Step 3: Thresholding Code
A for loop is used to binarize the mammogram with varying thresholds. To give a bigger picture view, the for loop contains the code from Step 3 to Step 7. So each binary image will be analyzed for abnormalities. Additionally, this for loop is encased in another for loop that imports a new mammogram image from the database in each iteration.
Step 4: Finding Abnormalities for Each Binary Image
I further processed the binary images using the strel function in conjunction with imopen to remove background noise. The binary image from the previous step is inverted and filtered using the neighborhood defined by SE. Then I used bwlabel to label any areas which had at least 8 connected pixels.
The region props function was used to find the centroid and area properties of each spot identified by bwlabel.
Then all spots larger than 500 pixels were identified using ismember. The centroids for the identified spots were plotted on an image that only displayed the spots larger in area than 500.
Area Identified = ismember(Labeled, indicies(sortedAreas>500));
Spots = Identified>0;
Step 5: Plotting the Diagnosed Mass Location and Size for Visual Comparison
I wanted to see if the spots found by bwlabel were correct. I did this in two ways. I first analyzed the accuracy of my classifier by doing a visual comparison. I simply plotted the actual size and location of the abnormality (red circle) and the location determined by the code (blue x) on the pre-processed mammogram image. The six images above show the effects of increasing the grayscale threshold value.
Step 6: Implementing the Second Comparison Method
The second way I tested the classifier and the threshold values were by determining if the locations found by the classifier were within a certain distance from the diagnosed abnormality coordinates. I saved the thresholds for which at least one of the identified points were within 1.5*r from the known abnormality to a separate text file called Mammogram Data. The purpose for this was to find the minimum threshold needed for my classifier to identify the abnormality.
Step 7: Analyzing Collected Data
I ran the program on all the abnormal mammogram images and I was left with a huge text file of data. In order to find the best threshold for each type of tissue I organized the data by tissue type and plotted a histogram of the threshold values for each tissue type. The proper threshold value was decided upon which threshold provided the most accurate results for each tissue type. I saved this data to upload to my classifier.
Step 8: Making Your Own Classifier!
After I found the most appropriate threshold values for each tissue type, I edited my original code to have a user input the image number and tissue type to choose the threshold for the mammogram image.
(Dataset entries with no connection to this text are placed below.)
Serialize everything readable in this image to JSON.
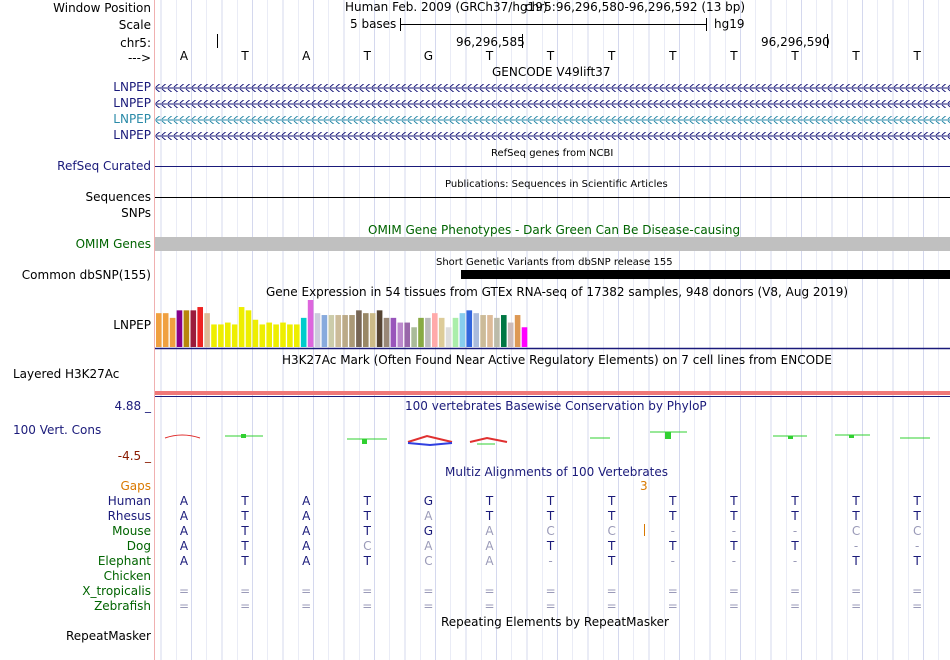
{
  "header": {
    "window_position_label": "Window Position",
    "scale_label": "Scale",
    "chr_label": "chr5:",
    "arrow_label": "--->",
    "assembly": "Human Feb. 2009 (GRCh37/hg19)",
    "position": "chr5:96,296,580-96,296,592 (13 bp)",
    "scale_text": "5 bases",
    "db": "hg19",
    "tick_left": "96,296,585",
    "tick_right": "96,296,590"
  },
  "sequence": [
    "A",
    "T",
    "A",
    "T",
    "G",
    "T",
    "T",
    "T",
    "T",
    "T",
    "T",
    "T",
    "T"
  ],
  "tracks": {
    "gencode": {
      "title": "GENCODE V49lift37",
      "genes": [
        {
          "label": "LNPEP",
          "color": "#1a1a7a"
        },
        {
          "label": "LNPEP",
          "color": "#1a1a7a"
        },
        {
          "label": "LNPEP",
          "color": "#2a8aa8"
        },
        {
          "label": "LNPEP",
          "color": "#1a1a7a"
        }
      ]
    },
    "refseq": {
      "title": "RefSeq genes from NCBI",
      "label": "RefSeq Curated"
    },
    "publications": {
      "title": "Publications: Sequences in Scientific Articles",
      "label": "Sequences"
    },
    "snps": {
      "label": "SNPs"
    },
    "omim": {
      "title": "OMIM Gene Phenotypes - Dark Green Can Be Disease-causing",
      "label": "OMIM Genes"
    },
    "dbsnp": {
      "title": "Short Genetic Variants from dbSNP release 155",
      "label": "Common dbSNP(155)"
    },
    "gtex": {
      "title": "Gene Expression in 54 tissues from GTEx RNA-seq of 17382 samples, 948 donors (V8, Aug 2019)",
      "label": "LNPEP",
      "bars": [
        {
          "v": 0.72,
          "c": "#f0a040"
        },
        {
          "v": 0.72,
          "c": "#f0a040"
        },
        {
          "v": 0.62,
          "c": "#f0a040"
        },
        {
          "v": 0.78,
          "c": "#880088"
        },
        {
          "v": 0.78,
          "c": "#b8860b"
        },
        {
          "v": 0.78,
          "c": "#9b1b3b"
        },
        {
          "v": 0.85,
          "c": "#ee2222"
        },
        {
          "v": 0.72,
          "c": "#ddbb99"
        },
        {
          "v": 0.48,
          "c": "#eeee00"
        },
        {
          "v": 0.48,
          "c": "#eeee00"
        },
        {
          "v": 0.52,
          "c": "#eeee00"
        },
        {
          "v": 0.48,
          "c": "#eeee00"
        },
        {
          "v": 0.85,
          "c": "#eeee00"
        },
        {
          "v": 0.78,
          "c": "#eeee00"
        },
        {
          "v": 0.58,
          "c": "#eeee00"
        },
        {
          "v": 0.48,
          "c": "#eeee00"
        },
        {
          "v": 0.52,
          "c": "#eeee00"
        },
        {
          "v": 0.48,
          "c": "#eeee00"
        },
        {
          "v": 0.52,
          "c": "#eeee00"
        },
        {
          "v": 0.48,
          "c": "#eeee00"
        },
        {
          "v": 0.48,
          "c": "#eeee00"
        },
        {
          "v": 0.62,
          "c": "#00cccc"
        },
        {
          "v": 1.0,
          "c": "#dd66dd"
        },
        {
          "v": 0.72,
          "c": "#ccccdd"
        },
        {
          "v": 0.68,
          "c": "#88aadd"
        },
        {
          "v": 0.68,
          "c": "#ccccaa"
        },
        {
          "v": 0.68,
          "c": "#ccbb99"
        },
        {
          "v": 0.68,
          "c": "#bbaa88"
        },
        {
          "v": 0.68,
          "c": "#aa9977"
        },
        {
          "v": 0.78,
          "c": "#776655"
        },
        {
          "v": 0.72,
          "c": "#998866"
        },
        {
          "v": 0.72,
          "c": "#ccbb88"
        },
        {
          "v": 0.78,
          "c": "#554433"
        },
        {
          "v": 0.62,
          "c": "#998877"
        },
        {
          "v": 0.62,
          "c": "#9955bb"
        },
        {
          "v": 0.52,
          "c": "#bb88cc"
        },
        {
          "v": 0.52,
          "c": "#9966aa"
        },
        {
          "v": 0.42,
          "c": "#aabb99"
        },
        {
          "v": 0.62,
          "c": "#88aa44"
        },
        {
          "v": 0.62,
          "c": "#bbbbbb"
        },
        {
          "v": 0.72,
          "c": "#ffaaaa"
        },
        {
          "v": 0.62,
          "c": "#ddcc99"
        },
        {
          "v": 0.42,
          "c": "#dddddd"
        },
        {
          "v": 0.62,
          "c": "#aaeeaa"
        },
        {
          "v": 0.72,
          "c": "#88ccee"
        },
        {
          "v": 0.78,
          "c": "#3366dd"
        },
        {
          "v": 0.72,
          "c": "#aabbdd"
        },
        {
          "v": 0.68,
          "c": "#ccbb99"
        },
        {
          "v": 0.68,
          "c": "#ddbb99"
        },
        {
          "v": 0.62,
          "c": "#bbbbaa"
        },
        {
          "v": 0.68,
          "c": "#007744"
        },
        {
          "v": 0.52,
          "c": "#ccbbbb"
        },
        {
          "v": 0.68,
          "c": "#dd9955"
        },
        {
          "v": 0.42,
          "c": "#ff00ff"
        }
      ]
    },
    "h3k27ac": {
      "title": "H3K27Ac Mark (Often Found Near Active Regulatory Elements) on 7 cell lines from ENCODE",
      "label": "Layered H3K27Ac"
    },
    "phylop": {
      "title": "100 vertebrates Basewise Conservation by PhyloP",
      "label": "100 Vert. Cons",
      "max": "4.88 _",
      "min": "-4.5 _"
    },
    "multiz": {
      "title": "Multiz Alignments of 100 Vertebrates",
      "gaps_label": "Gaps",
      "gap_count": "3",
      "species": [
        {
          "name": "Human",
          "color": "#1a1a7a",
          "bases": [
            "A",
            "T",
            "A",
            "T",
            "G",
            "T",
            "T",
            "T",
            "T",
            "T",
            "T",
            "T",
            "T"
          ],
          "dim": [
            0,
            0,
            0,
            0,
            0,
            0,
            0,
            0,
            0,
            0,
            0,
            0,
            0
          ]
        },
        {
          "name": "Rhesus",
          "color": "#1a1a7a",
          "bases": [
            "A",
            "T",
            "A",
            "T",
            "A",
            "T",
            "T",
            "T",
            "T",
            "T",
            "T",
            "T",
            "T"
          ],
          "dim": [
            0,
            0,
            0,
            0,
            1,
            0,
            0,
            0,
            0,
            0,
            0,
            0,
            0
          ]
        },
        {
          "name": "Mouse",
          "color": "#006400",
          "bases": [
            "A",
            "T",
            "A",
            "T",
            "G",
            "A",
            "C",
            "C",
            "-",
            "-",
            "-",
            "C",
            "C"
          ],
          "dim": [
            0,
            0,
            0,
            0,
            0,
            1,
            1,
            1,
            1,
            1,
            1,
            1,
            1
          ]
        },
        {
          "name": "Dog",
          "color": "#006400",
          "bases": [
            "A",
            "T",
            "A",
            "C",
            "A",
            "A",
            "T",
            "T",
            "T",
            "T",
            "T",
            "-",
            "-"
          ],
          "dim": [
            0,
            0,
            0,
            1,
            1,
            1,
            0,
            0,
            0,
            0,
            0,
            1,
            1
          ]
        },
        {
          "name": "Elephant",
          "color": "#006400",
          "bases": [
            "A",
            "T",
            "A",
            "T",
            "C",
            "A",
            "-",
            "T",
            "-",
            "-",
            "-",
            "T",
            "T"
          ],
          "dim": [
            0,
            0,
            0,
            0,
            1,
            1,
            1,
            0,
            1,
            1,
            1,
            0,
            0
          ]
        },
        {
          "name": "Chicken",
          "color": "#006400",
          "bases": [
            "",
            "",
            "",
            "",
            "",
            "",
            "",
            "",
            "",
            "",
            "",
            "",
            ""
          ],
          "dim": [
            0,
            0,
            0,
            0,
            0,
            0,
            0,
            0,
            0,
            0,
            0,
            0,
            0
          ]
        },
        {
          "name": "X_tropicalis",
          "color": "#006400",
          "bases": [
            "=",
            "=",
            "=",
            "=",
            "=",
            "=",
            "=",
            "=",
            "=",
            "=",
            "=",
            "=",
            "="
          ],
          "dim": [
            1,
            1,
            1,
            1,
            1,
            1,
            1,
            1,
            1,
            1,
            1,
            1,
            1
          ]
        },
        {
          "name": "Zebrafish",
          "color": "#006400",
          "bases": [
            "=",
            "=",
            "=",
            "=",
            "=",
            "=",
            "=",
            "=",
            "=",
            "=",
            "=",
            "=",
            "="
          ],
          "dim": [
            1,
            1,
            1,
            1,
            1,
            1,
            1,
            1,
            1,
            1,
            1,
            1,
            1
          ]
        }
      ]
    },
    "repeatmasker": {
      "title": "Repeating Elements by RepeatMasker",
      "label": "RepeatMasker"
    }
  }
}
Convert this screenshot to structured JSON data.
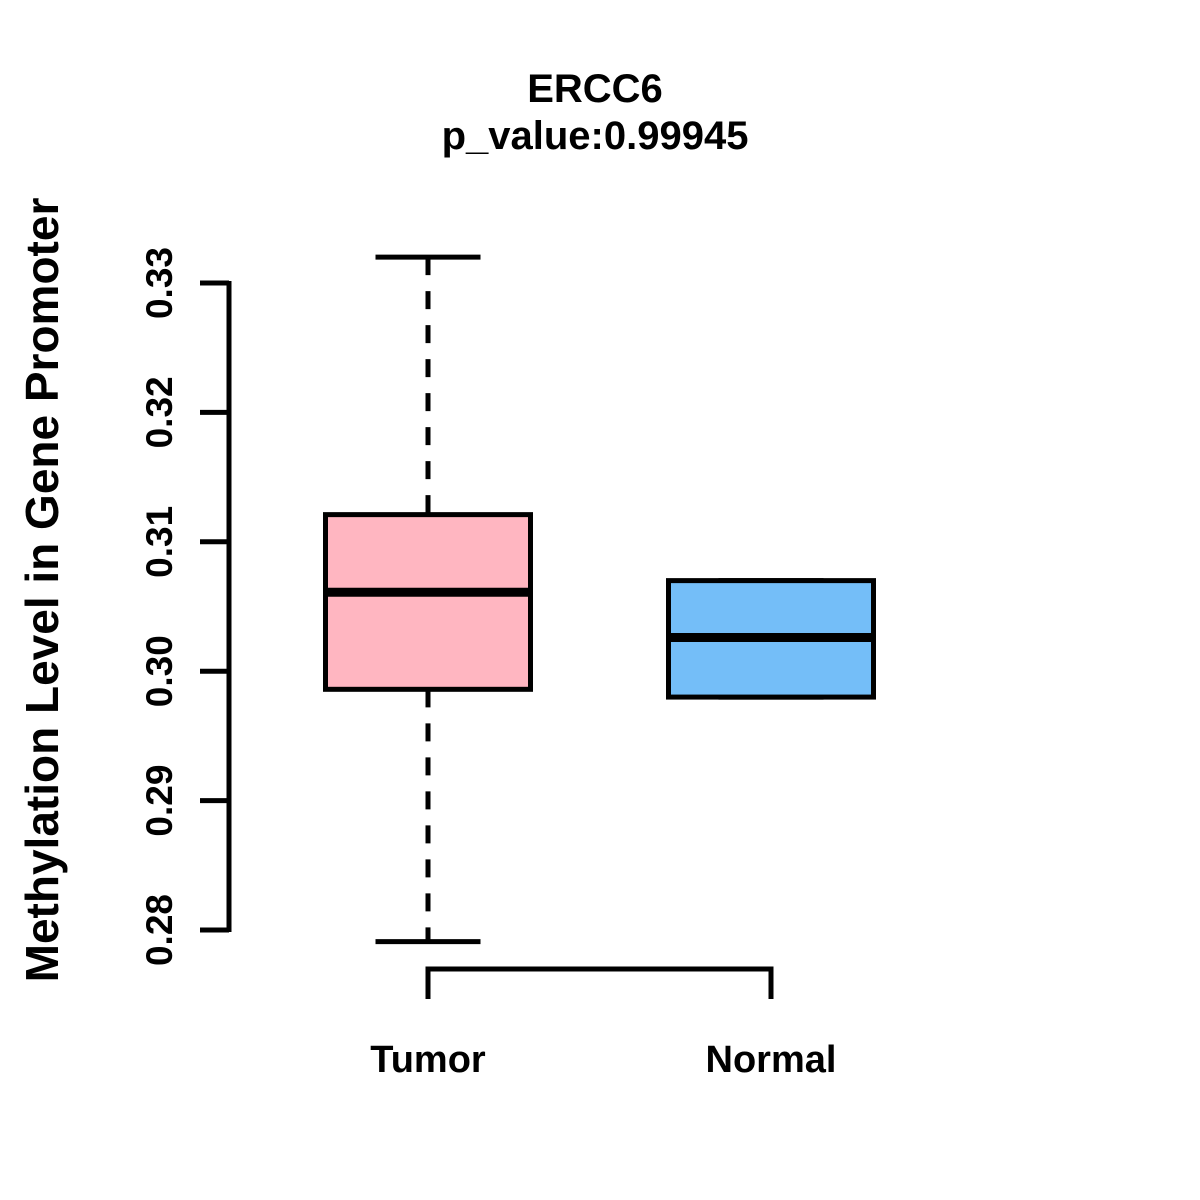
{
  "chart_data": {
    "type": "boxplot",
    "title": "ERCC6",
    "subtitle": "p_value:0.99945",
    "p_value": 0.99945,
    "ylabel": "Methylation Level in Gene Promoter",
    "xlabel": "",
    "categories": [
      "Tumor",
      "Normal"
    ],
    "yticks": [
      0.33,
      0.32,
      0.31,
      0.3,
      0.29,
      0.28
    ],
    "ytick_labels": [
      "0.33",
      "0.32",
      "0.31",
      "0.30",
      "0.29",
      "0.28"
    ],
    "ylim": [
      0.28,
      0.33
    ],
    "grid": false,
    "legend": "none",
    "series": [
      {
        "name": "Tumor",
        "color": "#FFB6C1",
        "whisker_low": 0.2791,
        "q1": 0.2986,
        "median": 0.3061,
        "q3": 0.3121,
        "whisker_high": 0.332
      },
      {
        "name": "Normal",
        "color": "#74BEF8",
        "whisker_low": 0.298,
        "q1": 0.298,
        "median": 0.3026,
        "q3": 0.307,
        "whisker_high": 0.307
      }
    ],
    "line_color": "#000000",
    "background_color": "#FFFFFF"
  }
}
I then plotted the diagnosed mammogram location with the found locations on the original mammogram images. I wanted to make this more fun so I programmed a function to crop a circular region surrounding ROI. The user would be instructed to pick a center point and several points that best encompass the ROI. I attached both matlab files here.
Step 9: Improvements? Any Thoughts?
As I was writing this instructable I begin to see many improvements I could make to the classifier such as finding ways to distinguish between different types of masses identified based on texture analysis or improving my testing for accuracy section of the SandBoxProject. file. Since this was a project with a deadline I had to stop somewhere, but I'm hoping that I'll be able to use the image processing skills I learned in other applications. Also, I attached the file that was used to batch process all the abnormal mammogram images.